Contact: mailto:security@betterdata.co
Expires: 2025-12-31T23:59:59.000Z
Preferred-Languages: en
Canonical: https://betterdata.co/.well-known/security.txt
Policy: https://betterdata.co/trust/security
Acknowledgments: https://betterdata.co/trust/security

# BetterData Security Policy

We take security seriously and appreciate responsible disclosure of security vulnerabilities.

## Reporting a Vulnerability

If you discover a security vulnerability, please report it to security@betterdata.co.
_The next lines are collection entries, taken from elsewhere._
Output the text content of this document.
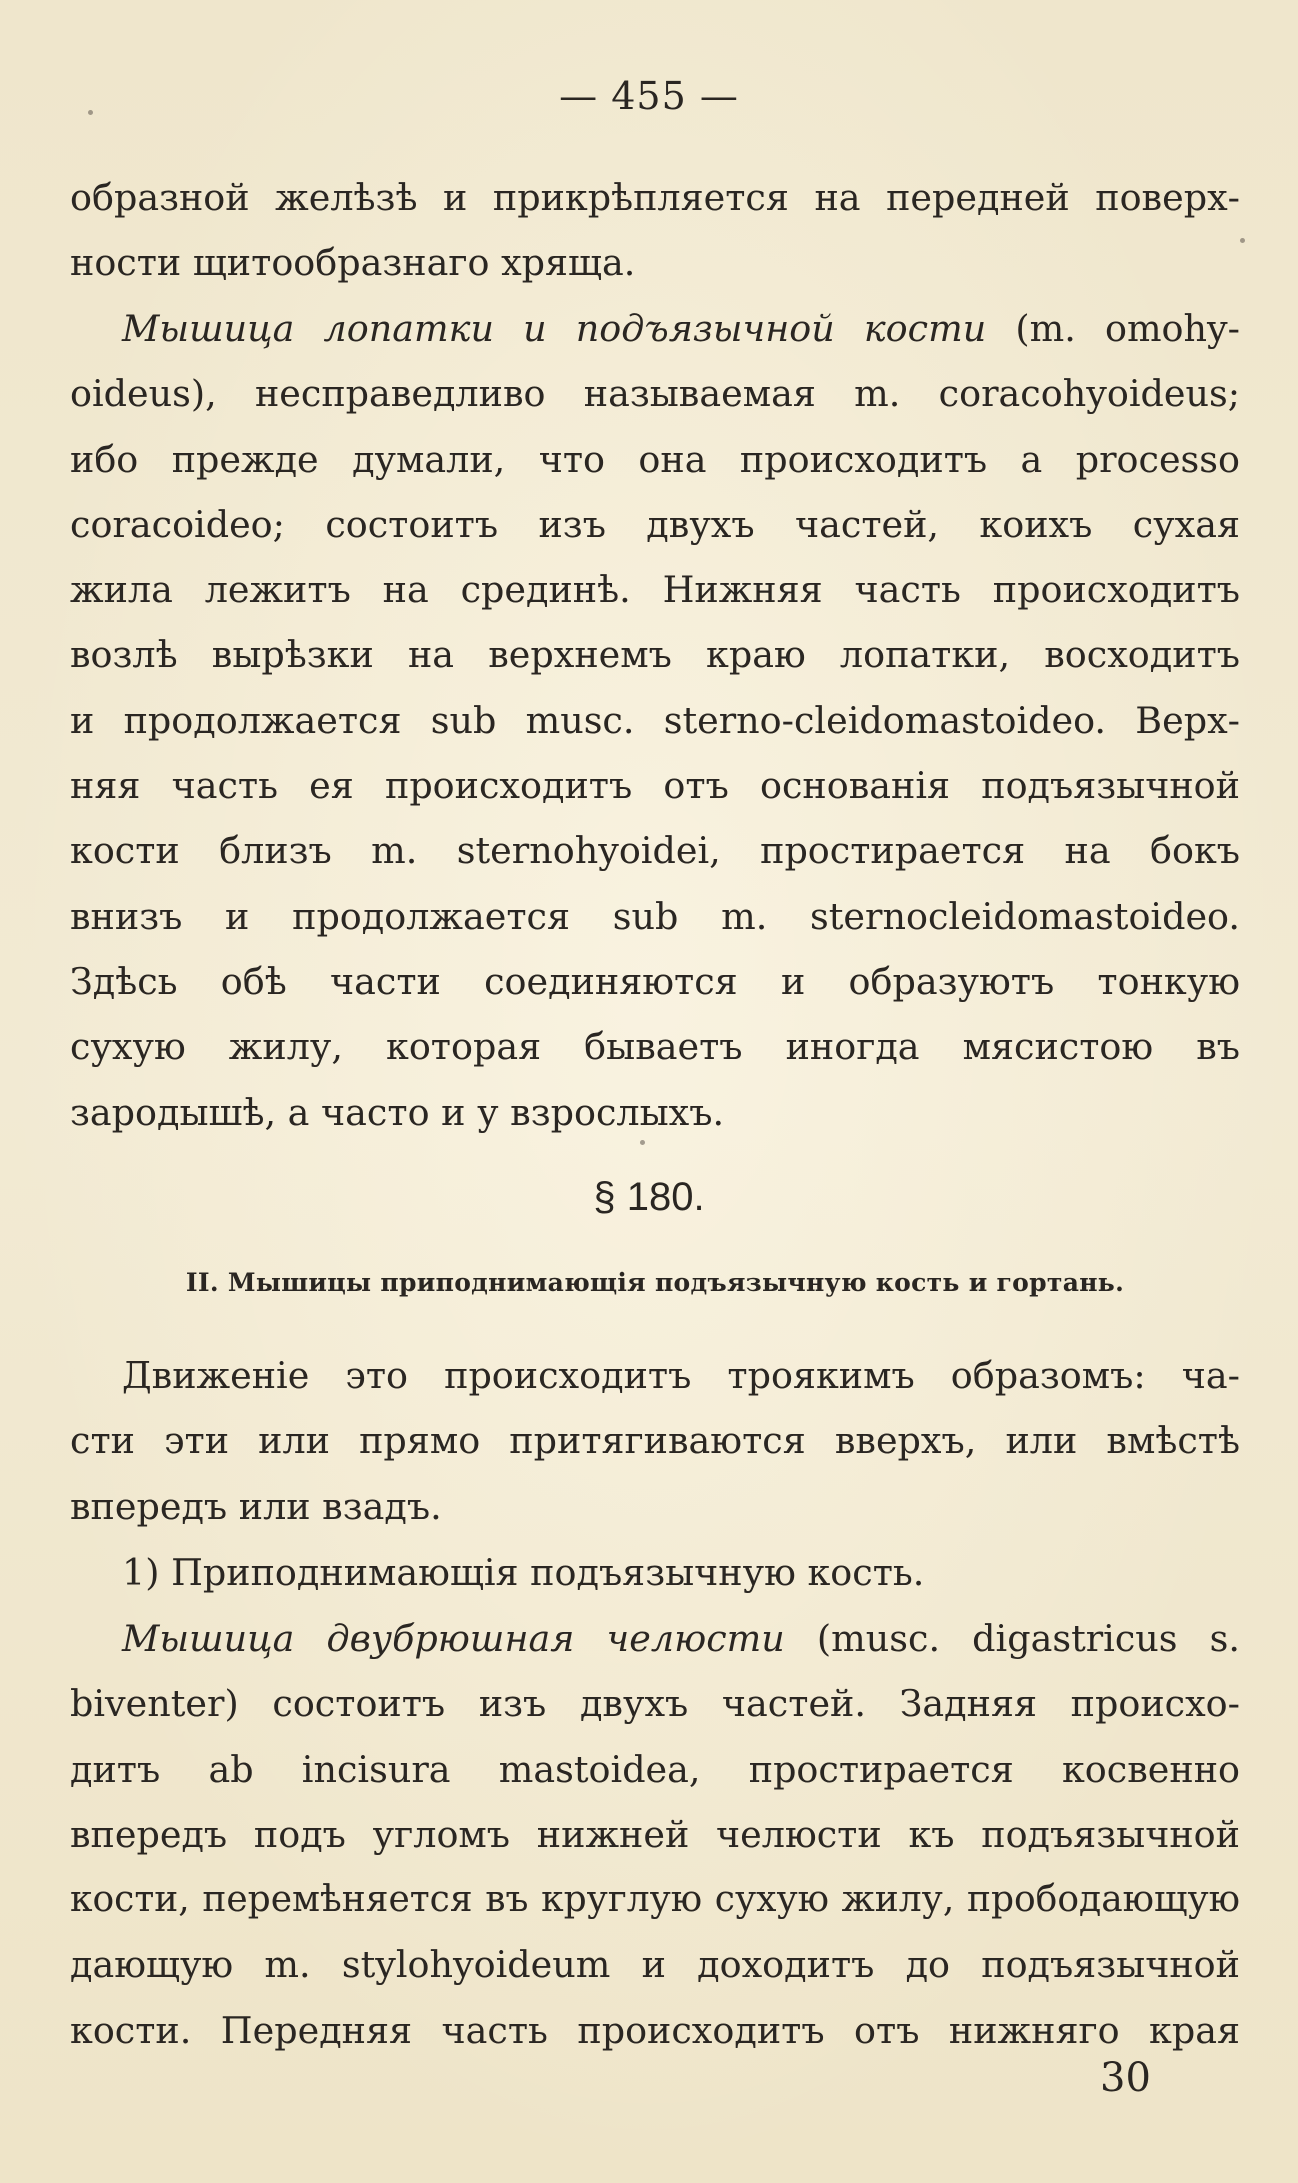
— 455 —
образной желѣзѣ и прикрѣпляется на передней поверх-
ности щитообразнаго хряща.
Мышица лопатки и подъязычной кости (m. omohy-
oideus), несправедливо называемая m. coracohyoideus;
ибо прежде думали, что она происходитъ a processo
coracoideo; состоитъ изъ двухъ частей, коихъ сухая
жила лежитъ на срединѣ. Нижняя часть происходитъ
возлѣ вырѣзки на верхнемъ краю лопатки, восходитъ
и продолжается sub musc. sterno-cleidomastoideo. Верх-
няя часть ея происходитъ отъ основанія подъязычной
кости близъ m. sternohyoidei, простирается на бокъ
внизъ и продолжается sub m. sternocleidomastoideo.
Здѣсь обѣ части соединяются и образуютъ тонкую
сухую жилу, которая бываетъ иногда мясистою въ
зародышѣ, а часто и у взрослыхъ.
§ 180.
II. Мышицы приподнимающія подъязычную кость и гортань.
Движеніе это происходитъ троякимъ образомъ: ча-
сти эти или прямо притягиваются вверхъ, или вмѣстѣ
впередъ или взадъ.
1) Приподнимающія подъязычную кость.
Мышица двубрюшная челюсти (musc. digastricus s.
biventer) состоитъ изъ двухъ частей. Задняя происхо-
дитъ ab incisura mastoidea, простирается косвенно
впередъ подъ угломъ нижней челюсти къ подъязычной
кости, перемѣняется въ круглую сухую жилу, прободающую
дающую m. stylohyoideum и доходитъ до подъязычной
кости. Передняя часть происходитъ отъ нижняго края
30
We will:

- Acknowledge receipt within 24 hours
- Provide an initial assessment within 3 business days
- Keep you informed of our progress
- Work with you to understand and resolve the issue

## What to Include

- Description of the vulnerability
- Steps to reproduce
- Potential impact
- Suggested fix (if any)

## Response SLA

- Initial response: 24 hours
- Status update: 3 business days
- Resolution timeline: Depends on severity (typically 30-90 days)

## Scope

- betterdata.co domain and subdomains
- Our production applications and APIs
- Infrastructure and services we operate

## Out of Scope

- Social engineering attacks
- Physical security issues
- Denial of service attacks
- Issues requiring physical access to devices

Thank you for helping keep BetterData secure.